Saturday, January 9, 2010

The Butcher's Style

Harvesting Human Meat: The Butcher's Style.

http://online.wsj.com/article/SB10001424052748703481004574646233272990474.html#mod=todays_us_nonsub_weekendjournal

"Harvesting human organs for sale! The idea suggests the lurid world of horror movies and 19th-century graverobbers. Yet right now, Singapore is preparing to pay donors as much as $50,000 for their organs. Iran has eliminated waiting lists for kidneys entirely by paying its citizens to donate. Israel is implementing a "no give, no take" system that puts people who opt out of the donor system at the bottom of the transplant waiting list should they ever need an organ."

Governments are going on a shopping spree - for human organs. Well, and also for a more noble purpose. To keep troubled needies from the agonizing purgatory of accessing the breathe of new life from an organ transplant, actions have been imposed to increase the availability of life-saving "raw supply" of organs.

And to the lesser know facts of surgical post-mortem, "To combat yet another shortfall, some American doctors are routinely removing pieces of tissue from deceased patients for transplant without their, or their families', prior consent. And the practice is perfectly legal". Ethical issue at hand: why aren't families given prior consent but instead dubious assurance that their deceased loved ones are, to put it simply, in one piece.

"In a number of U.S. states, medical examiners conducting autopsies may and do harvest corneas with little or no family notification." Such an unassuming statement towards the whereabouts of the harvest made - noble research, treatments, or personal pockets? The so called routine removal statutes, an evidence of pressurizing shortage of donated organs?

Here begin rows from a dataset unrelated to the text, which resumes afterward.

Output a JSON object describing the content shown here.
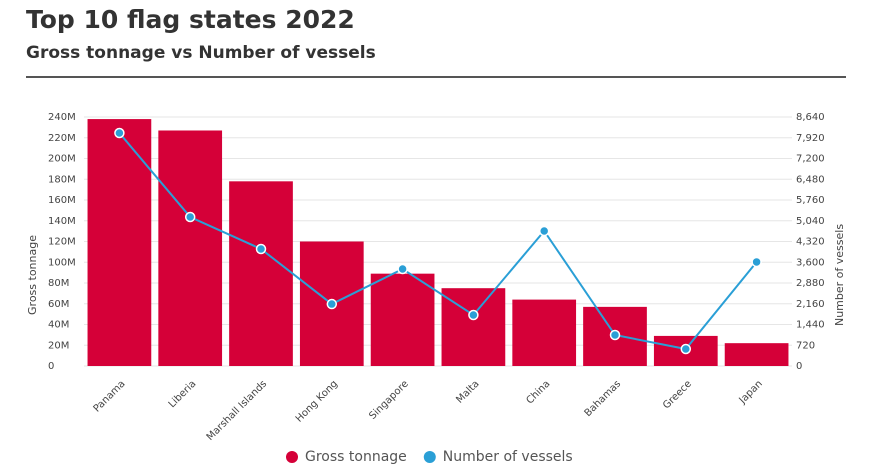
{
  "chart_data": {
    "type": "bar-line",
    "title": "Top 10 flag states 2022",
    "subtitle": "Gross tonnage vs Number of vessels",
    "y_label": "Gross tonnage",
    "y2_label": "Number of vessels",
    "categories": [
      "Panama",
      "Liberia",
      "Marshall Islands",
      "Hong Kong",
      "Singapore",
      "Malta",
      "China",
      "Bahamas",
      "Greece",
      "Japan"
    ],
    "series": [
      {
        "name": "Gross tonnage",
        "type": "bar",
        "color": "#d50038",
        "values": [
          238000000,
          227000000,
          178000000,
          120000000,
          89000000,
          75000000,
          64000000,
          57000000,
          29000000,
          22000000
        ]
      },
      {
        "name": "Number of vessels",
        "type": "line",
        "axis": "y2",
        "color": "#2a9fd6",
        "values": [
          8085,
          5170,
          4060,
          2150,
          3365,
          1770,
          4685,
          1075,
          590,
          3610
        ]
      }
    ],
    "ylim": [
      0,
      240000000
    ],
    "yticks": [
      0,
      {
        "value": 20000000,
        "label": "20M"
      },
      {
        "value": 40000000,
        "label": "40M"
      },
      {
        "value": 60000000,
        "label": "60M"
      },
      {
        "value": 80000000,
        "label": "80M"
      },
      {
        "value": 100000000,
        "label": "100M"
      },
      {
        "value": 120000000,
        "label": "120M"
      },
      {
        "value": 140000000,
        "label": "140M"
      },
      {
        "value": 160000000,
        "label": "160M"
      },
      {
        "value": 180000000,
        "label": "180M"
      },
      {
        "value": 200000000,
        "label": "200M"
      },
      {
        "value": 220000000,
        "label": "220M"
      },
      {
        "value": 240000000,
        "label": "240M"
      }
    ],
    "y2lim": [
      0,
      8640
    ],
    "y2ticks": [
      0,
      720,
      {
        "value": 1440,
        "label": "1,440"
      },
      {
        "value": 2160,
        "label": "2,160"
      },
      {
        "value": 2880,
        "label": "2,880"
      },
      {
        "value": 3600,
        "label": "3,600"
      },
      {
        "value": 4320,
        "label": "4,320"
      },
      {
        "value": 5040,
        "label": "5,040"
      },
      {
        "value": 5760,
        "label": "5,760"
      },
      {
        "value": 6480,
        "label": "6,480"
      },
      {
        "value": 7200,
        "label": "7,200"
      },
      {
        "value": 7920,
        "label": "7,920"
      },
      {
        "value": 8640,
        "label": "8,640"
      }
    ],
    "grid": true
  }
}
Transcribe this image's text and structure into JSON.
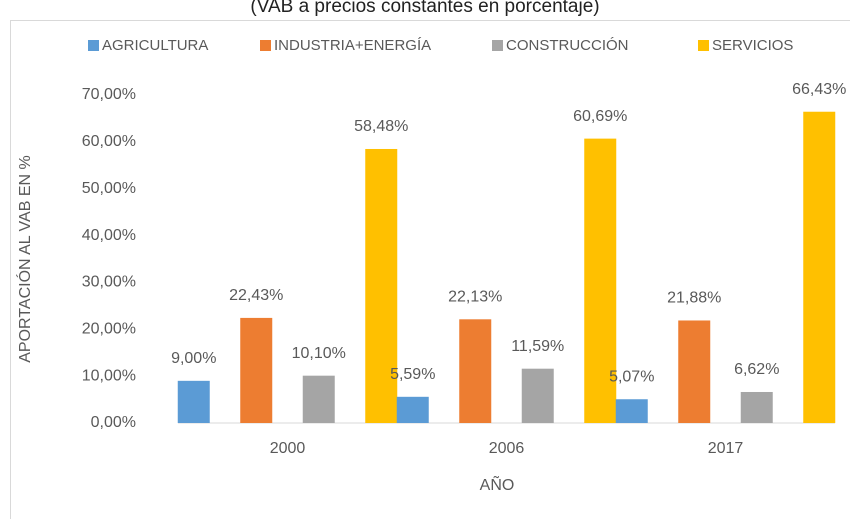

Organs can be taken from deceased donors only after they have been declared dead, but where is the line between life and death? Philosophers have been debating the dividing line between baldness and nonbaldness for over 2,000 years, so there is little hope that the dividing line between life and death will ever be agreed upon. Indeed, the great paradox of deceased donation is that we must draw the line between life and death precisely where we cannot be sure of the answer, because the line must lie where the donor is dead but the donor's organs are not.

Now, greater attention is being given to donation after cardiac death: no heart beat for two to five minutes (protocols differ) after the heart stops beating spontaneously. Both standards are controversial—the surgeon who performed the first heart transplant from a brain-dead donor in 1968 was threatened with prosecution, as have been some surgeons using donation after cardiac death. Despite the controversy, donation after cardiac death more than tripled between 2002 and 2006, when it accounted for about 8% of all deceased donors nationwide. In some regions, that figure is up to 20%.

Kidneys donated from people over the age of 60 or from people who had various medical problems are more likely to fail than organs from younger, healthier donors, but they are now being used under the pressure

Routine removal has been used for corneas but is unlikely to ever become standard for kidneys, livers or lungs. Nevertheless more countries are moving toward presumed consent. Under that standard, everyone is considered to be a potential organ donor unless they have affirmatively opted out, say, by signing a non-organ-donor card. Presumed consent is common in Europe and appears to raise donation rates modestly, especially when combined, as it is in Spain, with readily available transplant coordinators, trained organ-procurement specialists, round-the-clock laboratory facilities and other investments in transplant infrastructure.